Apabila peritel tradisional tidak siap beradaptasi dan berbenah diri dengan kondisi ini, lambat laun mereka akan mati. Karena itu pilihannya adalah berevolusi atau mati. Jika tak mau memperbaiki kualitas layanan, pil pahit gulung tikar mesti diteguk karena karam oleh geliat ritel modern.
Lantas bagaimana kiat bagi peritel tradisional untuk memoles dirinya agar tak kalah saing?
Masalah ini menjadi perhatian Sampoerna. Sampoerna memerikan wadah berupa pelatihan kepada peritel tradisional agar dapat mendongkrak usahanya sekaligus menambah jumlah pelanggan.
Melalui kemitraan strategis dengan Sampoerna Retail Community (SRC), para peritel tradisional bakal diberi bimbingan agar dapat berubah mengikuti dinamika pasar. Mereka juga mendapatkan sejumlah masukan dari praktisi andal di bidang ritel dan pemasaran Tanah Air.
Yang perlu juga disadari, berkumpul dalam komunitas tentunya akan menumbuhkan optimisme bersama.

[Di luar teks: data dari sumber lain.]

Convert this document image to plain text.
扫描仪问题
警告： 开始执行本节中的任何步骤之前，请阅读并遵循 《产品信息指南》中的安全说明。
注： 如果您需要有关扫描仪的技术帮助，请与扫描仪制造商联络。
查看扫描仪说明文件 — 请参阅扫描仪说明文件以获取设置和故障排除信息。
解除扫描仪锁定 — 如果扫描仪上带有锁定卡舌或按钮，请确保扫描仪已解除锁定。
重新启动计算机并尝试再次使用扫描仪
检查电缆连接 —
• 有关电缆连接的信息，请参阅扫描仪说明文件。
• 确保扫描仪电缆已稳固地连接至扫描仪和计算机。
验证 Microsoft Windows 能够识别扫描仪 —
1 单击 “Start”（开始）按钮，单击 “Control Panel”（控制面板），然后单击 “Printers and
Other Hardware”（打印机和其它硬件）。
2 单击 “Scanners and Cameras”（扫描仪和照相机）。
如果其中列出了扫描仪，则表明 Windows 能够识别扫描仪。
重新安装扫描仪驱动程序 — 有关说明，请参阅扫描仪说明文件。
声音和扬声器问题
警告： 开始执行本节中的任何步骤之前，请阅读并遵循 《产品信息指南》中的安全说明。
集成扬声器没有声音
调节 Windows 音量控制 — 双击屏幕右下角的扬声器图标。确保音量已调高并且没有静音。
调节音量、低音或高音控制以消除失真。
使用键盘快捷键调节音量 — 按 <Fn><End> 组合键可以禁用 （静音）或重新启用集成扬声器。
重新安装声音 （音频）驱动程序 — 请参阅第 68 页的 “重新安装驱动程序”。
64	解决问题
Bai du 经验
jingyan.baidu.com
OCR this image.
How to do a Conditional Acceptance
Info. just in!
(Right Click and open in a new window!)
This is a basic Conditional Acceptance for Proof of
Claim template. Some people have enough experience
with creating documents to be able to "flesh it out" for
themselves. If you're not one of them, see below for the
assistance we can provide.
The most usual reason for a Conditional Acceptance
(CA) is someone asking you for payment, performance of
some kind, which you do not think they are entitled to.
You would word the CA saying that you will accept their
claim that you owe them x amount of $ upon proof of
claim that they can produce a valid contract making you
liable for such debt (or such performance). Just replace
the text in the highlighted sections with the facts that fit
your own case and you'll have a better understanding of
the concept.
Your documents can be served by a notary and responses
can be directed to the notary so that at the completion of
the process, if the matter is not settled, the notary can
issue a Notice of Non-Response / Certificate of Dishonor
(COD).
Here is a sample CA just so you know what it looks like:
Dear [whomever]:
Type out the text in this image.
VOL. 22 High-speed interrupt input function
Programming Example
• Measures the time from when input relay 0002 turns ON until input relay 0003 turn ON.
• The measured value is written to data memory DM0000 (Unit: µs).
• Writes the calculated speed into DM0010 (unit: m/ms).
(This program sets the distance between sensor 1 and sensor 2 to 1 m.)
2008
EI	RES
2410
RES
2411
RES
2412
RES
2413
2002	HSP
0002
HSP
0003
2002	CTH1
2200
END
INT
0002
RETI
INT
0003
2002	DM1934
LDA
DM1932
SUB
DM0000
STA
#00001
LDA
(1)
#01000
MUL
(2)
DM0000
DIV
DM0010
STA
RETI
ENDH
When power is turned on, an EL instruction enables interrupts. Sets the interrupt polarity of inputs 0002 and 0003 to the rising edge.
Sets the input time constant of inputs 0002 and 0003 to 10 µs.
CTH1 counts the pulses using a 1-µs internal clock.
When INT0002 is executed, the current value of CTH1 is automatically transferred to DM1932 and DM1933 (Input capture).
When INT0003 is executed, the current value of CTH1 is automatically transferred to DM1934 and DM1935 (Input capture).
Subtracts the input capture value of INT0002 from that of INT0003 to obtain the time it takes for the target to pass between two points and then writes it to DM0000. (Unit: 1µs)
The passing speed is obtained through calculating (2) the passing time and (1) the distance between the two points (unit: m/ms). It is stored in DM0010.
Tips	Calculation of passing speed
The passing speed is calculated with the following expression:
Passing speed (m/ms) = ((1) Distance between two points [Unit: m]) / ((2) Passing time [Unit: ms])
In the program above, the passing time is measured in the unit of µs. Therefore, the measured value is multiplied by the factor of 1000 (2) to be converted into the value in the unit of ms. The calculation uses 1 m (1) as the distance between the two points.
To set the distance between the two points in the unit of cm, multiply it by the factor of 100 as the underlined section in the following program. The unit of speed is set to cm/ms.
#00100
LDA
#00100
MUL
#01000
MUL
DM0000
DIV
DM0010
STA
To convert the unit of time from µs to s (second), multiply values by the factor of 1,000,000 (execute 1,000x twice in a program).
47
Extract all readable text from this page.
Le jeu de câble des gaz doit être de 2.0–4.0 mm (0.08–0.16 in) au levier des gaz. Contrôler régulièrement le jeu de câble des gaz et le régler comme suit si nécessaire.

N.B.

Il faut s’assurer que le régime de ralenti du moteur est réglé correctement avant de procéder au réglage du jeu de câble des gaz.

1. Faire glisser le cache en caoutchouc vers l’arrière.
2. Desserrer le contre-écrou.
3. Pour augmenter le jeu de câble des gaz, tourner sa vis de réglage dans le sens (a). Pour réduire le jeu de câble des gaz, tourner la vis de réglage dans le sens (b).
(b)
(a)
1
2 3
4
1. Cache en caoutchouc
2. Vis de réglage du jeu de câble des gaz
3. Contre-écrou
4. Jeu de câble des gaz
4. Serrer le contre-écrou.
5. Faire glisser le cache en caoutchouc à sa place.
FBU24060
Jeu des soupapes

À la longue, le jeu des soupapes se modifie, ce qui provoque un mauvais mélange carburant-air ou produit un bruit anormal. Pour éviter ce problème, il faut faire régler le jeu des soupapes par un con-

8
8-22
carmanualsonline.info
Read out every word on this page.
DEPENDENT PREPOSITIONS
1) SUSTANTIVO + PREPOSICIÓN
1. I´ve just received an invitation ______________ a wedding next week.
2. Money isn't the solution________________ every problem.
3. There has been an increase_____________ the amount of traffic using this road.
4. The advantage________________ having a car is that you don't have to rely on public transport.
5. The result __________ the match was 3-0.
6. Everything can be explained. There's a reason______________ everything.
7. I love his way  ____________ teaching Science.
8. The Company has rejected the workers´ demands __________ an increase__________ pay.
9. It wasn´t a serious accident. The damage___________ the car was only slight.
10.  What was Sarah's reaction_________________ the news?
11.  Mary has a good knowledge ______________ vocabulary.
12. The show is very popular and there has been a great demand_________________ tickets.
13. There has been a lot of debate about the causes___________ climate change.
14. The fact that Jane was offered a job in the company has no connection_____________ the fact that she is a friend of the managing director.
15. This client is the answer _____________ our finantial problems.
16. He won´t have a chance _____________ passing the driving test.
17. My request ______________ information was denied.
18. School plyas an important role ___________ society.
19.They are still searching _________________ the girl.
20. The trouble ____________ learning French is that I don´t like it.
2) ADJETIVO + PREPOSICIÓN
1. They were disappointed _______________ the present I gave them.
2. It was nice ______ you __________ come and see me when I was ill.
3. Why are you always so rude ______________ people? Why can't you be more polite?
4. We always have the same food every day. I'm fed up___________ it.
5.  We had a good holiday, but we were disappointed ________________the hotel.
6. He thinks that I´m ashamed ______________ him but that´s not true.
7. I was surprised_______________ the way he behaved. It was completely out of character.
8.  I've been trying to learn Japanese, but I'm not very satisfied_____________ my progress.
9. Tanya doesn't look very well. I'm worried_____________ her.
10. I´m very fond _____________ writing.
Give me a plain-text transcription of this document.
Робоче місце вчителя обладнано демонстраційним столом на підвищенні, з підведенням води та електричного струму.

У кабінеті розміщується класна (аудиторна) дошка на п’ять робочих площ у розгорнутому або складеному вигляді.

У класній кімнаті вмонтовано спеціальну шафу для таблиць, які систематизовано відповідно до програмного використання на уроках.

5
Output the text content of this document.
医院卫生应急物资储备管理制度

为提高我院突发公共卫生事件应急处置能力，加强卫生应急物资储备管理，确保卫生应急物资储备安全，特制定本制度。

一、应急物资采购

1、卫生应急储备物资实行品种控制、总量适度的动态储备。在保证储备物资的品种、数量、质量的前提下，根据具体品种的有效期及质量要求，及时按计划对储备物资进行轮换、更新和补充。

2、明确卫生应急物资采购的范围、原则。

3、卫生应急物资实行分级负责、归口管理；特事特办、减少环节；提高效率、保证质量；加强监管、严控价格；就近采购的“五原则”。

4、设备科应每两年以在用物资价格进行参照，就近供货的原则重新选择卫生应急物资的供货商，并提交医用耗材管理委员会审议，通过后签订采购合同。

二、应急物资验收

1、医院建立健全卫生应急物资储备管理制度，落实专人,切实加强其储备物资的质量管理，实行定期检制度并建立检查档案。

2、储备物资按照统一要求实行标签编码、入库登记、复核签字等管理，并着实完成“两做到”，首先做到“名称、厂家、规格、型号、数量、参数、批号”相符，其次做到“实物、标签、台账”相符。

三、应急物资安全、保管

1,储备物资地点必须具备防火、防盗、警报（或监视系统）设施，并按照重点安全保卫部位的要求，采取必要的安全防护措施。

Bagaikan filosofi sapu lidi, yang mana akan sangat mudah patah bila satu batang lidi berdiri sendiri. Namun, berbeda bila diikat menjadi satu, maka batang-batang lidi akan menjadi kesatuan sapu yang kokoh.
Hingga kini, jumlah peritel tradisional yang bergabung dalam SRC telah mencapai angka ribuan. Mereka terlibat aktif dalam berbagai aktivitas sosial masyarakat. Ke depannya, program yang meluncur sejak 2008 itu juga akan terus disempurnakan.
Jadi, memilih evolusi atau mati? Sejatinya kita bisa berubah bersama-sama.